Pois Lubitsch não somente agradou, ele triunfou. Ele foi posto no rol (e desde o início) dos “top directors”. Ele se tornou um produtor com poderes ilimitados (ou quase). Por quê?
Primeiramente, porque não desagrada aos americanos ver a Europa como uma civilização de diletantes, de estetas, uma espécie de paraíso da mulher, sobretudo porque no casal Europa-Estados Unidos, a Europa é o elemento feminino. Depois, porque o americano puritano e trabalhador, invejando inconscientemente o estilo de vida europeu (e particularmente latino), pôde encontrar, na apologia daquilo que em sua terra seria inadmissível (perder agradavelmente seu tempo), a satisfação de certas tendências energicamente reprimidas. A partir desse contexto, Lubitsch, cosmopolita, aristocrata cínico e irreverente, podia agradar a todos sendo ele mesmo. Bastava-lhe simplesmente (algo que ele cuidadosamente manteve, salvo uma exceção que poderia ser A loja da esquina) interessar-se pela vida americana e colocar em questão os tabus dessa sociedade. O que lhe era ainda mais fácil, posto que a América não lhe interessa. Como ele sugere, ele sabe o inglês, o alemão e o francês, e ele “compreende” o americano. E como ele se interessaria pela América? Ela lhe é útil, mas o que poderia significar para ele a moralidade americana, o puritanismo americano? Quer dizer que ele é amoral, ou imoral? Não, mas ele é moral à maneira de Guitry ou talvez (mais profundamente) à maneira de Renoir. Há nele uma grande generosidade. Ele sempre poupa os inocentes, os puros, aqueles que não sabem e nem querem se defender. Ele nos mostrará com prazer um trapaceiro, um ingênuo, mas não deixará que ele engane um ser puro, mesmo que esse ser puro seja um puritano.
Aqui está o fio de Ariadne que nos permite compreender filmes tão diferentes como Beijos que se vendem, O leque de Lady Windermere, Three Women, Ladrão de alcova, Sócios no amor, Desejo e Anjo.
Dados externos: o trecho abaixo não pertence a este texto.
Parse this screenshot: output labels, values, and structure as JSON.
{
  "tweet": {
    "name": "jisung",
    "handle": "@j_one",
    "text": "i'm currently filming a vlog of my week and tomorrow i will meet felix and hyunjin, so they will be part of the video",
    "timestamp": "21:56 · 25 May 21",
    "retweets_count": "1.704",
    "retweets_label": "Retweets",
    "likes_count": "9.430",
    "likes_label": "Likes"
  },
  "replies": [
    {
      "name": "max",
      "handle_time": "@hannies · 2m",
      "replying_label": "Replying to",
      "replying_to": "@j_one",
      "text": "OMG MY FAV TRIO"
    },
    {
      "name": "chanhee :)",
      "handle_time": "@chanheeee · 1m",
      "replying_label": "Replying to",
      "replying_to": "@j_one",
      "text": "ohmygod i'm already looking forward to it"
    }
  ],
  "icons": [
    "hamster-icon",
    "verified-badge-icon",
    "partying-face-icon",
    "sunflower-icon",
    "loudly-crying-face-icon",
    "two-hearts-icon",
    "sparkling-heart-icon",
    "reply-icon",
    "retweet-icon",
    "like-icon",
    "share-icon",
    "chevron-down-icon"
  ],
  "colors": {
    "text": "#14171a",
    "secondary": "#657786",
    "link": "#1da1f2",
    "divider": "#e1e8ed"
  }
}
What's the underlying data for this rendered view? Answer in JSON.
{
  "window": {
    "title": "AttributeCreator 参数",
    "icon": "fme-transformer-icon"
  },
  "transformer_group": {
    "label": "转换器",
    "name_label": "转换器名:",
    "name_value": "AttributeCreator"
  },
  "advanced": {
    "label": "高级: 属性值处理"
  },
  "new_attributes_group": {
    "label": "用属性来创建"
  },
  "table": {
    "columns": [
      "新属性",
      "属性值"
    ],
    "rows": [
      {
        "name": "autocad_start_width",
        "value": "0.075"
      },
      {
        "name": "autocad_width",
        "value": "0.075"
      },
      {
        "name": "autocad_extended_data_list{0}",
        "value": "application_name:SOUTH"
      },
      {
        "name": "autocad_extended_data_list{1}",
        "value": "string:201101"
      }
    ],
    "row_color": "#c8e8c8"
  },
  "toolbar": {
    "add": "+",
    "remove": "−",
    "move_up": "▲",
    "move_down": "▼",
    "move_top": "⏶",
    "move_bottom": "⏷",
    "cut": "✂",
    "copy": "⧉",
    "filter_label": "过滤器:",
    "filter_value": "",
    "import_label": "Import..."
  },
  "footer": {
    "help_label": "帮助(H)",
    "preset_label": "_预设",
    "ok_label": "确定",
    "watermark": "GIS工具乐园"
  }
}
Eles exprimem, cada um à sua maneira, a quintessência da atitude lubitschiana perante a vida. Cada vez que protagonistas da mesma espécie estão juntos, eles se entendem a fim de bagunçar os imbecis ou os esnobes, e temos então uma comédia. Se, ao contrário, um devasso está na presença de um puro, o drama se torna possível, sobretudo porque o devasso não tem escrúpulos de consciência (o que seria insensato), mas de coração. É o que acontece com as mulheres frívolas (devassas por definição) que podem ter filhas que só desejam parecer-se com elas. O drama de O leque de Lady Windermere não vem tanto do fato de que Madame Erlynne, para fazer sua entrada na sociedade inglesa (da qual ela se excluiu em arroubos de juventude), deve esconder de Lady Windermere que ela é sua mãe e tirar proveito desse silêncio, ele vem do fato de que Lady Windermere quer no fundo de seu coração (mesmo que ela se diga puritana) fazer como sua mãe: não porque, justamente, ela é a filha de sua mãe, mas porque para Lubitsch (e não necessariamente para Oscar Wilde) as mulheres são assim. Mesmo tema em Three Women.
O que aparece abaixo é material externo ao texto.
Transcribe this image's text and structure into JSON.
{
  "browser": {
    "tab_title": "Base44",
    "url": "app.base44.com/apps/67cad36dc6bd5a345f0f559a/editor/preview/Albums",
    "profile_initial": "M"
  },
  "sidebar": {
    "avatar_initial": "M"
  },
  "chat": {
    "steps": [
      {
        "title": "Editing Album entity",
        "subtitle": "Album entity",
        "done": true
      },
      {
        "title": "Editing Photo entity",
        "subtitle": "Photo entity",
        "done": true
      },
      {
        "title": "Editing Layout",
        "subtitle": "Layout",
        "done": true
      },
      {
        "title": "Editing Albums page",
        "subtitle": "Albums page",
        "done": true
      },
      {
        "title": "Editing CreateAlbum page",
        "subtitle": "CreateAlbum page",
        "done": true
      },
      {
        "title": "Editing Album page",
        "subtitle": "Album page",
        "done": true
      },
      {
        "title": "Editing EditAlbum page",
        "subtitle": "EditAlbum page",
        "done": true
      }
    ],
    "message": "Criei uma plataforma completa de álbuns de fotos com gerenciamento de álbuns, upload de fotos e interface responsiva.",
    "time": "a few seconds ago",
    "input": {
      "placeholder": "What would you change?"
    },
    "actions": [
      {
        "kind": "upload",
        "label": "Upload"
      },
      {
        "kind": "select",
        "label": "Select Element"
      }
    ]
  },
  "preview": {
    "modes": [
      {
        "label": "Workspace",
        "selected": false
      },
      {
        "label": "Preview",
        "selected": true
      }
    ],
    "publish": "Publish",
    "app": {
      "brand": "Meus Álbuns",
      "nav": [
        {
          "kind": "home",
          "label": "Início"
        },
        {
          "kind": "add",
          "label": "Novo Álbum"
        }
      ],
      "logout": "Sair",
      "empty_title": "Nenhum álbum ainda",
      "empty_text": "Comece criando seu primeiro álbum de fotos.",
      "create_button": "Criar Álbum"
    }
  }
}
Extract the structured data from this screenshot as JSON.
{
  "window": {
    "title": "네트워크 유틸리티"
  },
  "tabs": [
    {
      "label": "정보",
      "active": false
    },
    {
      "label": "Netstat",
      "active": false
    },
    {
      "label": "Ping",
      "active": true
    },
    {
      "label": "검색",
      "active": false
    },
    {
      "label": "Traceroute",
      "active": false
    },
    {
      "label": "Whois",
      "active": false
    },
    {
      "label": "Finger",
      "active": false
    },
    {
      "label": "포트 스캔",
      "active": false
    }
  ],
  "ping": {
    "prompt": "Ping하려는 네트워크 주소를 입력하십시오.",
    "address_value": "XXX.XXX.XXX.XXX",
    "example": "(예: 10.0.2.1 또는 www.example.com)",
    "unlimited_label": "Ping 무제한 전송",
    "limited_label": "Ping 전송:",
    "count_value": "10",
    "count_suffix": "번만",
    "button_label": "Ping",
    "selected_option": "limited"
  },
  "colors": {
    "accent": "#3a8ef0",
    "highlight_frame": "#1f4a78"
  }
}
Lubitsch nunca mostrou o natural da mulher melhor do que em Design For Living (Sócios no amor). Haverá algo mais natural do que uma mulher ter dois amantes, sobretudo se ela é sedutora e inteligente como Miriam Hopkins? Por que negar-lhe algo que se aceita em qualquer garanhão? Uma sociedade civilizada não saberia assim ter dois pesos e duas medidas.
Logo, Lubitsch está do lado das mulheres (contanto que elas afirmem sua feminilidade), ele está do lado dos ociosos, dos libertinos. É por isso que ele está do lado das sociedades passadas e (não há um sem o outro) da opereta vienense e do vaudeville. Nós dissemos acima que ele teria sido como um peixe dentro da água na sociedade francesa do Antigo Regime, e que ele se sentiria à vontade (como Stroheim) na Áustria dos Habsburgo, e à vontade também (como Renoir e como Guitry) na França do Segundo Império ou da Belle Époque, de leões à la de Morny.
Uma restrição porém, e que basta, apesar de semelhanças puramente formais, para opô-lo a Stroheim: ele não deixará, sob nenhum pretexto, que os leões (mesmo revestidos de elegantes uniformes) humilhem as gazelas. Daí a escolha, para as operetas vienenses, de Maurice Chevalier, que, ainda que revestido do mesmo uniforme de Stroheim, não apresentaria nenhum perigo, e da suntuosa Jeanette MacDonald, que jamais se passaria por vítima.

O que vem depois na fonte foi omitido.